Genome-wide association studies (GWAS) have identified thousands of disease-associated loci, yet their interpretation remains limited by the heterogeneity of underlying biological processes. We propose Joint Pleiotropic and Epigenomic Partitioning (J-PEP), a clustering framework that integrates pleiotropic SNP effects on auxiliary traits and tissue-specific epigenomic data to partition disease-associated loci into biologically distinct clusters. To benchmark J-PEP against existing methods, we introduce a metric-Pleiotropic and Epigenomic Prediction Accuracy (PEPA)-that evaluates how well the clusters predict SNP-to-trait and SNP-to-tissue associations using off-chromosome data, avoiding overfitting. Applying J-PEP to GWAS summary statistics for 165 diseases/traits (average ), we attained 16-30% higher PEPA than pleiotropic or epigenomic partitioning approaches with larger improvements for well-powered traits, consistent with simulations; these gains arise from J-PEP's tendency to upweight correlated structure-signals present in both auxiliary trait and tissue data-thereby emphasizing shared components. For type 2 diabetes (T2D), J-PEP identified clusters refining canonical pathological processes while revealing underexplored immune and developmental signals. For hypertension (HTN), J-PEP identified stromal and adrenal-endocrine processes that were not identified in prior analyses. For neutrophil count, J-PEP identified hematopoietic, hepatic-inflammatory, and neuroimmune processes, expanding biological interpretation beyond classical immune regulation. Notably, integrating single-cell chromatin accessibility data refined bulk-based clusters, enhancing cell-type resolution and specificity. For T2D, single-cell data refined a bulk endocrine cluster to pancreatic islet -cells, consistent with established -cell dysfunction in insulin deficiency; for HTN, single-cell data refined a bulk endocrine cluster to adrenal cortex cells, consistent with a GO enrichment for neutrophil-mediated inflammation that implicates feedback between aldosterone production in the adrenal gland and local immune signaling.

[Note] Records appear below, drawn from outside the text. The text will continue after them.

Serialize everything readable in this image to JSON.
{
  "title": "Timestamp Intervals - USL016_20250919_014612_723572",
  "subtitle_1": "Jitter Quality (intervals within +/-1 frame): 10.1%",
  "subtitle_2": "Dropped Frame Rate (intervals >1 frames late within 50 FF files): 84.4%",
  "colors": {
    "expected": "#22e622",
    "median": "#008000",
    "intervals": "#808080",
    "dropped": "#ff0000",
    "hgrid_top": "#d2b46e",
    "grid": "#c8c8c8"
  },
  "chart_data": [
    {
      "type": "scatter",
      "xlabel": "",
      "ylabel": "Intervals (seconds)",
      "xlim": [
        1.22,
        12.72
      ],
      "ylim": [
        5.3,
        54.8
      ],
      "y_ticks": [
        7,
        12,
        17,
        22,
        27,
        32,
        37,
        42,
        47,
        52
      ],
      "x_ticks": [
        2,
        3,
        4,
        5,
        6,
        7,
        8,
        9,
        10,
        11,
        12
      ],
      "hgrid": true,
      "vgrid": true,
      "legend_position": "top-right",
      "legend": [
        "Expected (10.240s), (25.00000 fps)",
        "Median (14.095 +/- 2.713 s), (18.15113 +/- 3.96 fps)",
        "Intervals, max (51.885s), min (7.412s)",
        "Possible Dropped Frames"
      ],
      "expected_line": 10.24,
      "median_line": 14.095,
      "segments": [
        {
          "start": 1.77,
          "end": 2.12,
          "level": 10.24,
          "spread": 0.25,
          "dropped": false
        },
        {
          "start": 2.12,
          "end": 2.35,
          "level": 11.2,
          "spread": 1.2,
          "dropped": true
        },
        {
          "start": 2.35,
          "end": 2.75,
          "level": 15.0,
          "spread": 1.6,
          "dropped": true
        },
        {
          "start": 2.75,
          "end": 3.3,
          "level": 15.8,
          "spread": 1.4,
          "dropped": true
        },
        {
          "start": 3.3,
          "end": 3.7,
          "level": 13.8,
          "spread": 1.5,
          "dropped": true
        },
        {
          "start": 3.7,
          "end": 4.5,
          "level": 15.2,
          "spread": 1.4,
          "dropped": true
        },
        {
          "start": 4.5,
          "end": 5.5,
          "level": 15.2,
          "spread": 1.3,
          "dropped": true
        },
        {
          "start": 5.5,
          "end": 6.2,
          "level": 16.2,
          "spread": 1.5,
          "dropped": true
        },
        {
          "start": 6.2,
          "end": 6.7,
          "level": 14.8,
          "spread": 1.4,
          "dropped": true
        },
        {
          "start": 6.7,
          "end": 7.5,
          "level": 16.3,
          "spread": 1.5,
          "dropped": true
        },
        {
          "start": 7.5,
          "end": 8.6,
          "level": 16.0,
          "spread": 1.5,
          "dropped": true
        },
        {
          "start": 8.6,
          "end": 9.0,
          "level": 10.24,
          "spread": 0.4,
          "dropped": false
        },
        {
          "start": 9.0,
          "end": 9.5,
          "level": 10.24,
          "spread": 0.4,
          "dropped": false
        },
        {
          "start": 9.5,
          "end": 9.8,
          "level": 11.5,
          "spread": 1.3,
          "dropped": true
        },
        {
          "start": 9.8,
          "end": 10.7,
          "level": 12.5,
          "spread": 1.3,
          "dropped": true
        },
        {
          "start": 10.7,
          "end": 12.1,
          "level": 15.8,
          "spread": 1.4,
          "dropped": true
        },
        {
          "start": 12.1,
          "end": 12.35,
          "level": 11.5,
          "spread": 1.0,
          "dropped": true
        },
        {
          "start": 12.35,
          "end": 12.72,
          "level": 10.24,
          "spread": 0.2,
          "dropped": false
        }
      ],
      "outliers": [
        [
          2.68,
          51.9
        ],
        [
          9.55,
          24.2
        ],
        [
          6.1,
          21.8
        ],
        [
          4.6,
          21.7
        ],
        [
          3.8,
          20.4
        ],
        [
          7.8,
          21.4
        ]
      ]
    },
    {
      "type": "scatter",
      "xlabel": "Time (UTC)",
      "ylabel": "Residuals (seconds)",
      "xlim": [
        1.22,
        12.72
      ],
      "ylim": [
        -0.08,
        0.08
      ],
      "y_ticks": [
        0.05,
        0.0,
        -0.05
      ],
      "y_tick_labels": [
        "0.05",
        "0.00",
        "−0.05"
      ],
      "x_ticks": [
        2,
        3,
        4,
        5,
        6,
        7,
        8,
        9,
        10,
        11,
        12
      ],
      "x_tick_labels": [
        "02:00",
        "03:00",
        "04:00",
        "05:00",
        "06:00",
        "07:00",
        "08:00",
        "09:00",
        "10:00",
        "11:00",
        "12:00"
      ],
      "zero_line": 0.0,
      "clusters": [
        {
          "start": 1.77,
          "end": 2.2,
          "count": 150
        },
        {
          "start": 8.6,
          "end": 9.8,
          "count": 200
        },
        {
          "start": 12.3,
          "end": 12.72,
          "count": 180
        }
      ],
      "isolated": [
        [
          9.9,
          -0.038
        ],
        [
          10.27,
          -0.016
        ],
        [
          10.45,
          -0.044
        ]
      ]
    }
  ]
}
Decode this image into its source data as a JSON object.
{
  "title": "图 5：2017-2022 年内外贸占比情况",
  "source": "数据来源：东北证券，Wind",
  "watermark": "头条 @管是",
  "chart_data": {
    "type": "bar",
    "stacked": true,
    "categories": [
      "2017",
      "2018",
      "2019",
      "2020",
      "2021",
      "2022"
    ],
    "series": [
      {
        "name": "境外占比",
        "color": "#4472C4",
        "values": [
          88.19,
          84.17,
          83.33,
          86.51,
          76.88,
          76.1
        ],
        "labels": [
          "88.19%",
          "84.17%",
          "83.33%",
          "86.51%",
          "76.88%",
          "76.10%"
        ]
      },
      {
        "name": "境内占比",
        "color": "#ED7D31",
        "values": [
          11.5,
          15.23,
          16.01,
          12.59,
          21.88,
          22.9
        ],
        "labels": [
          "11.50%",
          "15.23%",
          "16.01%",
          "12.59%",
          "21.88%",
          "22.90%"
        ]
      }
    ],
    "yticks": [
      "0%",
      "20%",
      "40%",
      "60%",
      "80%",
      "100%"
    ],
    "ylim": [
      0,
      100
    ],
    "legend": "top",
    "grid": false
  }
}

In conclusion, J-PEP provides a principled framework for partitioning GWAS loci into interpretable, tissue-informed clusters that provide biological insights on complex disease.
全基因组关联研究(GWAS)已经鉴定出数千个与疾病相关的基因座,但其解读仍受潜在生物学过程异质性的限制。我们提出了联合多效性和表观基因组划分(J-PEP),这是一种聚类框架,它整合了多效性单核苷酸多态性(SNP)对辅助性状的影响以及组织特异性表观基因组数据,以将与疾病相关的基因座划分为生物学上不同的簇。为了将J-PEP与现有方法进行基准比较,我们引入了一种指标——多效性和表观基因组预测准确性(PEPA),该指标使用染色体外数据评估簇对SNP与性状以及SNP与组织关联的预测能力,避免过度拟合。将J-PEP应用于165种疾病/性状的GWAS汇总统计数据(平均 ),我们获得的PEPA比多效性或表观基因组划分方法高16% - 30%,对于功效强大的性状有更大的提升,这与模拟结果一致;这些提升源于J-PEP倾向于加重辅助性状和组织数据中存在的相关结构信号——从而强调共享成分。对于2型糖尿病(T2D),J-PEP识别出的簇细化了典型病理过程,同时揭示了未充分探索的免疫和发育信号。对于高血压(HTN),J-PEP识别出了先前分析中未发现的基质和肾上腺 - 内分泌过程。对于中性粒细胞计数,J-PEP识别出了造血、肝脏炎症和神经免疫过程,将生物学解读扩展到了经典免疫调节之外。值得注意的是,整合单细胞染色质可及性数据细化了基于整体的簇,提高了细胞类型分辨率和特异性。对于T2D,单细胞数据将一个整体内分泌簇细化为胰岛β细胞,这与胰岛素缺乏时既定的β细胞功能障碍一致;对于HTN,单细胞数据将一个整体内分泌簇细化为肾上腺皮质细胞,这与中性粒细胞介导的炎症的基因本体(GO)富集一致,该富集暗示了肾上腺醛固酮产生与局部免疫信号之间的反馈。总之,J-PEP为将GWAS基因座划分为可解释的、基于组织信息的簇提供了一个有原则的框架,这些簇为复杂疾病提供了生物学见解。